Poor Bear and her sister Elaine testified under oath before former Quebec Court of Appeal Judge Fred Kaufman during the extradition hearings. She was examined by Michael Code, former assistant deputy attorney-general of Ontario, and former federal prosecutor Scott Stanton. The videotape of her testimony (and possibly Judge Kaufman's assessment) will be forwarded to President Clinton as part of an amnesty submission, as well as to the Canadian government.

The unusual hearing was coordinated by Dianne Martin, a professor at the Osgoode Hall law school and a member of the LPDC, which is headed in Toronto by Frank and Anne Dreaver.

In sometimes halting and emotional testimony, Poor Bear told how FBI agents Dave Price and Bill Wood kept her isolated for close to nine months, taking her to the scene of the shootings, coaching her and insisting witnesses saw her at the murder scene.

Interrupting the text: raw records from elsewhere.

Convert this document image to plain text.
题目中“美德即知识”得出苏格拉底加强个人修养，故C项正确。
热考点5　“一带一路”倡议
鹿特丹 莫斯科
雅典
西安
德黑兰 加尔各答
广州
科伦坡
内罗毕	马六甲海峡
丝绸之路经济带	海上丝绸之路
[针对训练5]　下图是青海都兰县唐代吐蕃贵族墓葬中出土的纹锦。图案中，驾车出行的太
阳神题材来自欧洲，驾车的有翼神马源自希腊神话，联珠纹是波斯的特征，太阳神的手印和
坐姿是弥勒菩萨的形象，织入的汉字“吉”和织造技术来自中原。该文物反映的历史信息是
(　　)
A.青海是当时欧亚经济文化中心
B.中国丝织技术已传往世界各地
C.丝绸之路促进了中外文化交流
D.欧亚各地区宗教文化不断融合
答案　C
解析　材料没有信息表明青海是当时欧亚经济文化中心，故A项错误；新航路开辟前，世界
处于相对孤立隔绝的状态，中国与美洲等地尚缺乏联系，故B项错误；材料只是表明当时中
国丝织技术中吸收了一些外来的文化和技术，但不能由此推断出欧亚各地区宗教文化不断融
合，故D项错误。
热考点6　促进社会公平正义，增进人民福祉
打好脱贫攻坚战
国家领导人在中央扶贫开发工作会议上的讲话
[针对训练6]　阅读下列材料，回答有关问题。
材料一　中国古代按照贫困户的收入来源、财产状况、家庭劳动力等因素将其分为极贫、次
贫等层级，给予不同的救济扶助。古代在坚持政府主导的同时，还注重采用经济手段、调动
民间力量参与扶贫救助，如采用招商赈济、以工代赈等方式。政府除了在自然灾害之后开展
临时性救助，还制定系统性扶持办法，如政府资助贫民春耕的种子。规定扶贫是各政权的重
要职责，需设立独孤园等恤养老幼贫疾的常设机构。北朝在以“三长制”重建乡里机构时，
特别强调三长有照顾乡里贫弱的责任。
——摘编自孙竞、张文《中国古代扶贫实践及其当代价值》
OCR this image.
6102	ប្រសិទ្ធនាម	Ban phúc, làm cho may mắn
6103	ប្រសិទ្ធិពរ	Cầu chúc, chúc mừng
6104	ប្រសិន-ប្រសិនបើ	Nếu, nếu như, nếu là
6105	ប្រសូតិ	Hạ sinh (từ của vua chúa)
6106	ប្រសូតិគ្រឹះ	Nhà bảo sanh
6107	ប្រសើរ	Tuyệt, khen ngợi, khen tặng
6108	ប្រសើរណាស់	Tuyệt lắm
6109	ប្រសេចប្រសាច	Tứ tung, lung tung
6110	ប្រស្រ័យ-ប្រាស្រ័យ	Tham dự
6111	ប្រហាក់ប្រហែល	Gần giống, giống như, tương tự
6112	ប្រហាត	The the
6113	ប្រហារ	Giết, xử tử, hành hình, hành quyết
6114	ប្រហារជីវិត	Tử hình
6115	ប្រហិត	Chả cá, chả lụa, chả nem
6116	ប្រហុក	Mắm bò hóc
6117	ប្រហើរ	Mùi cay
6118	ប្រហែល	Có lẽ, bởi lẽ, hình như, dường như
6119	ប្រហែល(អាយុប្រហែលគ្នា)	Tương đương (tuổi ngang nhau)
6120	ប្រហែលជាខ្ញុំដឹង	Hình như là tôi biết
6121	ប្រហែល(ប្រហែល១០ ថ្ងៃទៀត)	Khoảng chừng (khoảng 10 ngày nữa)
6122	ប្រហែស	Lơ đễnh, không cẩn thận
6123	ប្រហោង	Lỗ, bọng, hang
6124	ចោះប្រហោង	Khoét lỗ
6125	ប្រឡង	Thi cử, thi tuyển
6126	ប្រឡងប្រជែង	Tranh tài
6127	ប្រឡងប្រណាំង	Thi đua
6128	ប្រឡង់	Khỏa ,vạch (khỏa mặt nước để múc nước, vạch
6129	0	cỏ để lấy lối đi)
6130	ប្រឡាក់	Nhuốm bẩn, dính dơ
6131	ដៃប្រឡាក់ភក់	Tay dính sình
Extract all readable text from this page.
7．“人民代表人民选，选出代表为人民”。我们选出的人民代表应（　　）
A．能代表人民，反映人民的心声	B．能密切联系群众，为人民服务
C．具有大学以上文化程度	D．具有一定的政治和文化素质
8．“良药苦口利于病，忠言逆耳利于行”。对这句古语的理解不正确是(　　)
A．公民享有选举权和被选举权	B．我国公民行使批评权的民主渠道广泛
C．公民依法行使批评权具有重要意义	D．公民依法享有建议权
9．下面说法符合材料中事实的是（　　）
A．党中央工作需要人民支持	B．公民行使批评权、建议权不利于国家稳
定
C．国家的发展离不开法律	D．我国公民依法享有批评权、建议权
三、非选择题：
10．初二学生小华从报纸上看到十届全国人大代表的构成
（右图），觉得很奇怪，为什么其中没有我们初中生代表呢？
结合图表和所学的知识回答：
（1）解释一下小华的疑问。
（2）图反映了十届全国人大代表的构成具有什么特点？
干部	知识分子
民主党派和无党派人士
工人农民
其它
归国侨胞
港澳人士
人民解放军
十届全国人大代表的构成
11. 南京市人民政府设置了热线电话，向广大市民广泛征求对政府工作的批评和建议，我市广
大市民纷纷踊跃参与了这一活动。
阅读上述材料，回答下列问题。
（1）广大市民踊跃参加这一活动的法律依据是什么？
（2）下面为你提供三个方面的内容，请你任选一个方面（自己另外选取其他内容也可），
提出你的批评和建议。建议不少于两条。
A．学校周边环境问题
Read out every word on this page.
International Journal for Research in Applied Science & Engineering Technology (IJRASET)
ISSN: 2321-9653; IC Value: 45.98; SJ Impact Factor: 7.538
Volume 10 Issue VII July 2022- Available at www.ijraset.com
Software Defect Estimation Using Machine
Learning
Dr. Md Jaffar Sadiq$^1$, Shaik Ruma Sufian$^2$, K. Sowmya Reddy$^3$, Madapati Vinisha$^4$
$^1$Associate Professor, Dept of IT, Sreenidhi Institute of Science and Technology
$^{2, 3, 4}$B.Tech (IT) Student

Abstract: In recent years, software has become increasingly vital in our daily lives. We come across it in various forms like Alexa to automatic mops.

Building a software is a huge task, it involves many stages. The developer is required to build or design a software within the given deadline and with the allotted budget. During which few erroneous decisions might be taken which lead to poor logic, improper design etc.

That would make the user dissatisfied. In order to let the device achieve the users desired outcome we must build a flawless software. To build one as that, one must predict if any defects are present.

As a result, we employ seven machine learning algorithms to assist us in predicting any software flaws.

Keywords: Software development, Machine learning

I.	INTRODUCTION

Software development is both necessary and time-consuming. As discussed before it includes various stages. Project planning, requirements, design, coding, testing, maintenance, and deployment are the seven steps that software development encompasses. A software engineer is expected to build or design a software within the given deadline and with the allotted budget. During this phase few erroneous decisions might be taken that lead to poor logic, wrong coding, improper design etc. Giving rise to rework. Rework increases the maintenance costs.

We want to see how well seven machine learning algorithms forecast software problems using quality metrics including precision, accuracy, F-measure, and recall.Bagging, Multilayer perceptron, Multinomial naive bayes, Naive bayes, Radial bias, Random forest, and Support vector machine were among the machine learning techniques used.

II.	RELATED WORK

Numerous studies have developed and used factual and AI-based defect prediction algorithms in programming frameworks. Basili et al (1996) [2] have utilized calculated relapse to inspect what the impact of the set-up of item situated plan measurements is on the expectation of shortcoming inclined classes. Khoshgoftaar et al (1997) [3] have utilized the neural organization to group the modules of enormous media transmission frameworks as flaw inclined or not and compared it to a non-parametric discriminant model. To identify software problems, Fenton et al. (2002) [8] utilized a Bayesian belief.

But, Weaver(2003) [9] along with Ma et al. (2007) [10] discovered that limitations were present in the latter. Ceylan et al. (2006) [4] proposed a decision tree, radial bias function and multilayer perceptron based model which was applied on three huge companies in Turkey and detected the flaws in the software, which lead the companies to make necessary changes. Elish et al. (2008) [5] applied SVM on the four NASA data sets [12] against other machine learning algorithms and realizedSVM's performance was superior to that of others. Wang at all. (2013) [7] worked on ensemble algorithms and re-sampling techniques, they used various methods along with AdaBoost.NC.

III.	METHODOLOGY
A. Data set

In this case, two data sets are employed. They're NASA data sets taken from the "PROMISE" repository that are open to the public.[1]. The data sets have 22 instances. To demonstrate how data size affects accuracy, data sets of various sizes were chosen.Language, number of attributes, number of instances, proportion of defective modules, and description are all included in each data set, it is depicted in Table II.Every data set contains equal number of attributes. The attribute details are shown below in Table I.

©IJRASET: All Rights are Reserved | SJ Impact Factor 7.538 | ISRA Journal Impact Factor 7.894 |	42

Myrtle was told she'd be killed by the American Indian Movement (AIM) unless they protected her, and that if she didn't cooperate she might be charged with conspiracy and get 15 years if she didn't sign the affidavits.

Myrtle signed a series of three affidavits compiled by the FBI, the first saying she wasn't at the scene but that Leonard told her, the others saying she witnessed the murders. All were false. No action was ever taken against the agents.

Before Peltier's trial was over, Myrtle recanted her perjury, but no jury ever heard it.

Myrtle Poor Bear says she's testifying for clemency to atone for the harm she did to Peltier, and hopes he can forgive her: "I was frightened, the FBI scared me, for years I've wanted for years to undo damage I did. I was weak, but I felt I had no choice. I feared for my life."

Peltier has repeatedly told me he holds no animosity towards Poor Bear. "She's an unfortunate woman caught in a trap by those determined to find someone guilty -- even someone they know in their hearts didn't do it."

Myrtle testified that Agent Price wrote the stuff she had to memorize in a notebook. She was coached until she got it right.

DEMONIZED

In the mid-'70s, AIM was demonized by the FBI as a communist terrorist group instead of an Indian rights group -- complicated by the fact that Moscow and Cuba used AIM for propaganda purposes.

As an oddity, the FBI had Myrtle sign another affidavit that she was the girl friend of one Dick Marshall, and that he'd confessed to her that he shot and killed another Indian, Martin Montileaux, in 1975. Myrtle's false affidavit was almost a carbon copy of the one she signed about Peltier, and helped get Marshall convicted.

During her testimony in Toronto, she insisted she'd never taken a lie detector test that the FBI claimed she'd passed. Over the years, the Poor Bear affidavits remain infamous examples of FBI deceit and fabrication -- acts more inconceivable 25 years ago than today, when many examples have American justice being corrupted have emerged.

A succession of U.S. judges have blasted the FBI's abuses, causing the FBI and its supporters to close ranks, attack critics and oppose clemency -- even though Peltier has been a model prisoner.

At age 60, Peltier has had a stroke, is partially blind and is a symbol for major Indian organizations in Canada and the U.S., who have joined forces to urge clemency.

If clemency is finally granted, as some think (hope) is now inevitable, it won't reflect credit on Canada where a succession of governments have not only ignored Peltier's case, but have been collaborators and conspirators in fabrication and framing him.